= Board of Finance (New England) =

The Board of Finance, also known as the Budget Committee, Finance Committee, Ways and Means Committee, Appropriations Committee, Advisory Committee or Warrant Committee, is a body that reviews local government budgets in towns or school districts that use the town meeting form of government. Whether the board is appointed or elected, and whether it is merely advisory or has authority over the budget, depends on state and local laws.

Its role is to act as a balance against the select board or school board, which usually set the budget and present it to the public at town meeting. Typically the Board of Finance is seen as being more cost-conscious than the governing body - that is, it prefers smaller budgets.

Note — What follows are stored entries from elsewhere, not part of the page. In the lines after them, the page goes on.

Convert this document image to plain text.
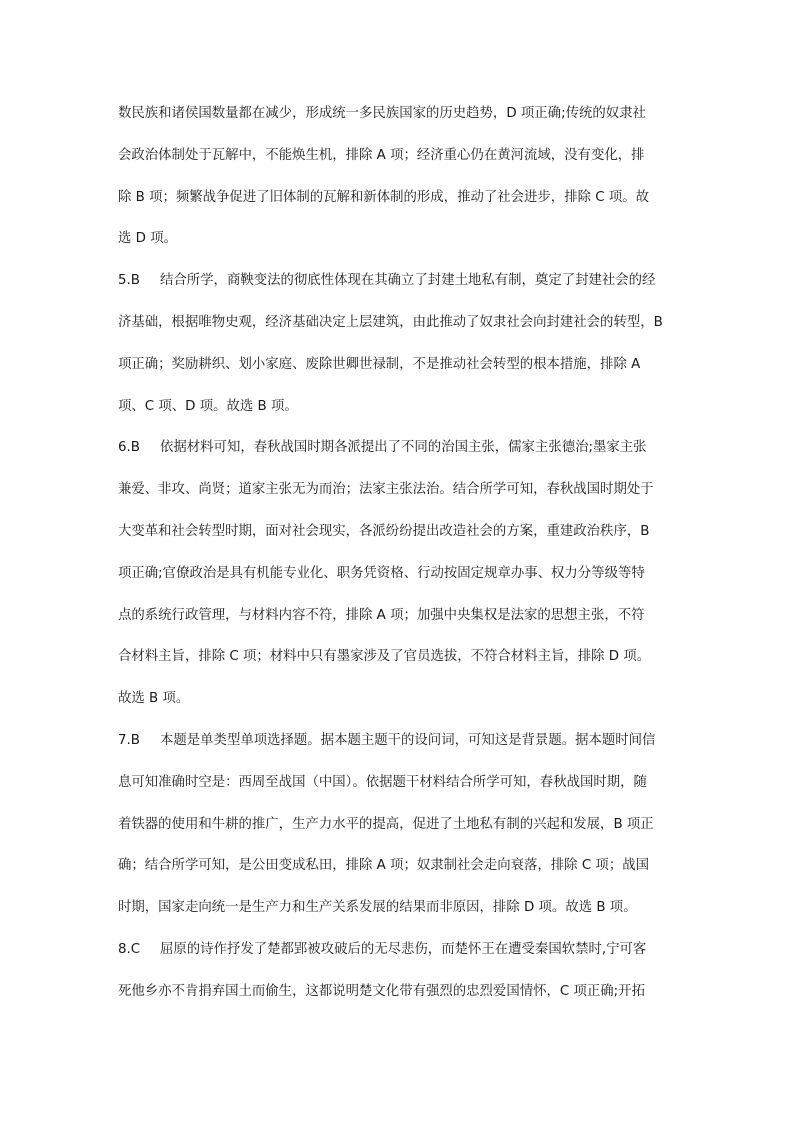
数民族和诸侯国数量都在减少，形成统一多民族国家的历史趋势，D 项正确;传统的奴隶社
会政治体制处于瓦解中，不能焕生机，排除 A 项；经济重心仍在黄河流域，没有变化，排
除 B 项；频繁战争促进了旧体制的瓦解和新体制的形成，推动了社会进步，排除 C 项。故
选 D 项。
5.B 结合所学，商鞅变法的彻底性体现在其确立了封建土地私有制，奠定了封建社会的经
济基础，根据唯物史观，经济基础决定上层建筑，由此推动了奴隶社会向封建社会的转型，B
项正确；奖励耕织、划小家庭、废除世卿世禄制，不是推动社会转型的根本措施，排除 A
项、C 项、D 项。故选 B 项。
6.B 依据材料可知，春秋战国时期各派提出了不同的治国主张，儒家主张德治;墨家主张
兼爱、非攻、尚贤；道家主张无为而治；法家主张法治。结合所学可知，春秋战国时期处于
大变革和社会转型时期，面对社会现实，各派纷纷提出改造社会的方案，重建政治秩序，B
项正确;官僚政治是具有机能专业化、职务凭资格、行动按固定规章办事、权力分等级等特
点的系统行政管理，与材料内容不符，排除 A 项；加强中央集权是法家的思想主张，不符
合材料主旨，排除 C 项；材料中只有墨家涉及了官员选拔，不符合材料主旨，排除 D 项。
故选 B 项。
7.B 本题是单类型单项选择题。据本题主题干的设问词，可知这是背景题。据本题时间信
息可知准确时空是：西周至战国（中国）。依据题干材料结合所学可知，春秋战国时期，随
着铁器的使用和牛耕的推广，生产力水平的提高，促进了土地私有制的兴起和发展，B 项正
确；结合所学可知，是公田变成私田，排除 A 项；奴隶制社会走向衰落，排除 C 项；战国
时期，国家走向统一是生产力和生产关系发展的结果而非原因，排除 D 项。故选 B 项。
8.C 屈原的诗作抒发了楚都郢被攻破后的无尽悲伤，而楚怀王在遭受秦国软禁时,宁可客
死他乡亦不肯捐弃国土而偷生，这都说明楚文化带有强烈的忠烈爱国情怀，C 项正确;开拓
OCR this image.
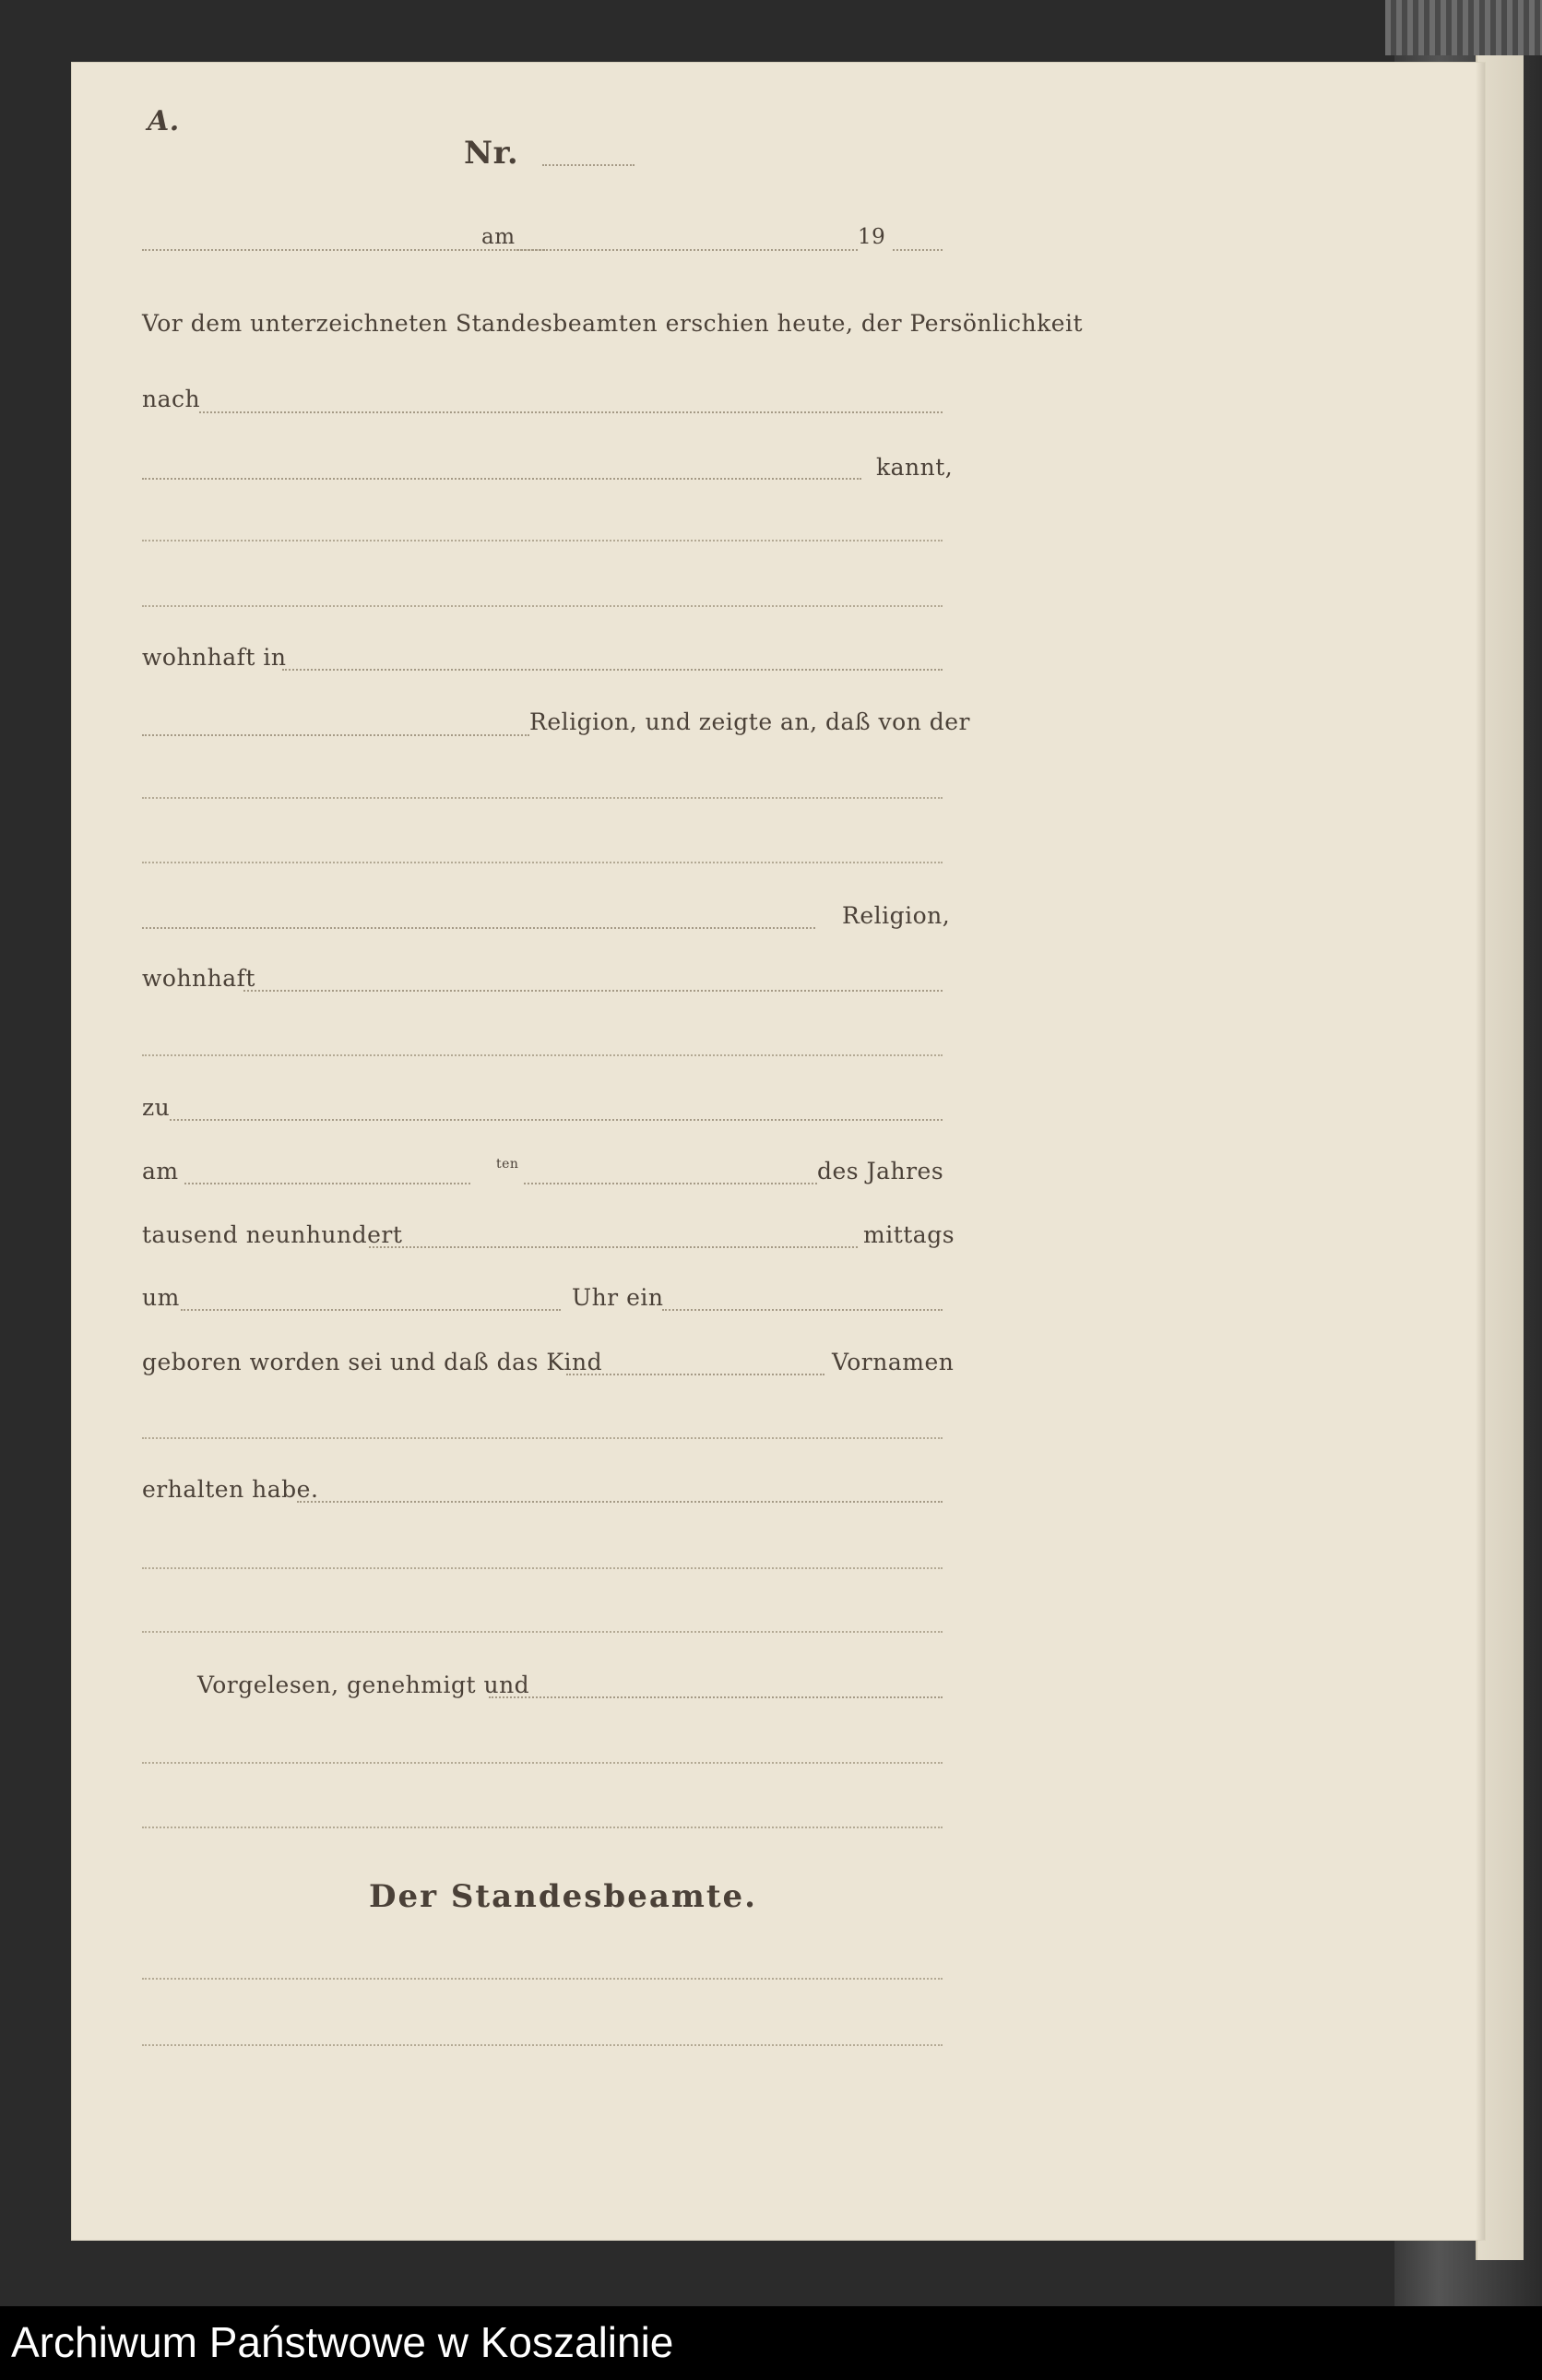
A.
Nr.
am	19
Vor dem unterzeichneten Standesbeamten erschien heute, der Persönlichkeit
nach
kannt,
wohnhaft in
Religion, und zeigte an, daß von der
Religion,
wohnhaft
zu
am	ten	des Jahres
tausend neunhundert	mittags
um	Uhr ein
geboren worden sei und daß das Kind	Vornamen
erhalten habe.
Vorgelesen, genehmigt und
Der Standesbeamte.
Archiwum Państwowe w Koszalinie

In many towns, the budget is split between general government, administered by the select board and the school district administered by the board of education. The school district include one town or several towns, which join into a "regional" (Connecticut, Massachusetts, New Hampshire) or "unified" (Vermont) school district. School districts in New England do not have separate taxation powers, and must receive their revenues from member towns.

Typically, after the select board or school board settle their respective budgets, they are submitted to the Board of Finance for review. The Board of Finance may return the budget to the respective bodies with requests for changes, or may refer it to the town meeting for approval. In some cases, the Board of Finance may establish the budget itself, leaving the Selectmen or School Board to comment.

Outside the budget process, the Board of Finance may perform financial oversight duties on behalf of the town.